アリサがエルスたちの方へ目を向けると、そちらの戦闘も決しようとしていた。
「ええいッ! ベタベタとしつけェんだよッ!――ゴラムッ!」
エルスは地面に手をつき、土の精霊魔法・ゴラムを発動させる!
目の前の地面には無数の岩の槍が生え、にじり寄るスライムの群れをまとめて刺し貫いた! 針山からは小さな破裂音と共に、大量の黒い霧が流れ出す――。
「――ふぅ。とりあえず片づいたぜ。大丈夫か?」
エルスは岩槍に視線を残したまま、クレオールに訊ねる。
魔法によって生み出された槍は砕け散り、スライムの残骸が放つ瘴気と共に、やがて虚空へと消え去った。
「え……、ええ。貴方こそ、私のために怪我を……」
「へへッ! こんなモン、放っておけば治るさ!」
「あっ……。少し待って! せめて治療を――」
――祈るように手を合わせ、クレオールは小さく呪文を唱える。
「セフィド――!」
クレオールは震える手で、治癒魔法の光をエルスの口元へ触れさせる。
「んべッ!?――わッ、わざわざありがとなッ!」
「あっ、すみません……! いえ、こちらこそありがとう……」
スカートの端を軽く摘み、クレオールは丁寧にお辞儀をする。
そしてアリサたちも魔物の気配を警戒しつつ、エルスの元へとやって来た。
「エルス、大丈夫?――あれ、さっきのケガは?」
「んッ? ああ、今さっきクレオールが治してくれたぜッ!」
「あっ……。

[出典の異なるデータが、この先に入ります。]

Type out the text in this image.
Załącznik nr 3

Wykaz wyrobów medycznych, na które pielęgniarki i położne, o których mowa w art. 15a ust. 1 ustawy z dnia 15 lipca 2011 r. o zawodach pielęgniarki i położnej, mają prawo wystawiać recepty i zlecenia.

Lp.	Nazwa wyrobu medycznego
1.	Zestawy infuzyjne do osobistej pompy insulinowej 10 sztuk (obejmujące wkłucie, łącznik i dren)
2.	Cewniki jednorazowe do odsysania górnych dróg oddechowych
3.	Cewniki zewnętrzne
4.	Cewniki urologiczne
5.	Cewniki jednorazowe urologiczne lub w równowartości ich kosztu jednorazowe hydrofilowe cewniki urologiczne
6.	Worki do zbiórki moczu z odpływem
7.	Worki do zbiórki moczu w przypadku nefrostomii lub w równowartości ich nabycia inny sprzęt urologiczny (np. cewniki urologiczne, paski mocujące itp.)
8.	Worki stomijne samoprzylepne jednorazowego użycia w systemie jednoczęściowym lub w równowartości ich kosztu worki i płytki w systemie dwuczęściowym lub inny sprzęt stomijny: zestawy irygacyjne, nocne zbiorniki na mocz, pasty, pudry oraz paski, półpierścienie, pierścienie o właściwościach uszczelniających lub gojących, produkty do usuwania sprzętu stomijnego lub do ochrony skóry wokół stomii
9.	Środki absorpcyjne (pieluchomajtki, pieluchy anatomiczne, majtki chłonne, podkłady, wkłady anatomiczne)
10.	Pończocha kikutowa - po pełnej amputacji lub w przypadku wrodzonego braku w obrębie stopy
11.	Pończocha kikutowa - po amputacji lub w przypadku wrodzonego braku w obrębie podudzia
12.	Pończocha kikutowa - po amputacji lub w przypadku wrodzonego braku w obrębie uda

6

そうなんだ。よかったね……」
アリサは呟くように言い、くるりと後ろを振り返ってしまった。
「おうッ! どこまで続くかわからねェし、光魔法があると心強いよなッ!」
「はい。次は微力ながら、私もお手伝いさせていただきますね」
クレオールは武器を所持していないようだが、光魔法の心得は充分のようだ。
心強い仲間を得たことで、ミーファも勇ましく拳を突き上げる。
「それじゃ出発なのだー! 正義の道は、こっちへと続いているのだ!」
「うん。じゃあ行こ。……はやく終わらせたいし」
「のんびりしてると襲われちまうしな。――ッて、アリサ!? 危ねェから固まって進もうぜ!」
エルスがいつもの号令を掛ける前に、アリサはそそくさと前進を始めてしまう。
彼女を見失わないよう、仲間たちは慌てて後に続く――。
「ふっふっふ! アリサにも熱い正義の血が目覚めたのだ! さー、共にゆくのだー!」
「そうだね。わたしもミーファちゃんみたいに『どーん!』って、しちゃおっと」
「おーい、待てよッ!――ッと、明かり明かり……」
エルスは腕輪から短杖を取り出し、暗闇に消えゆくアリサを追う。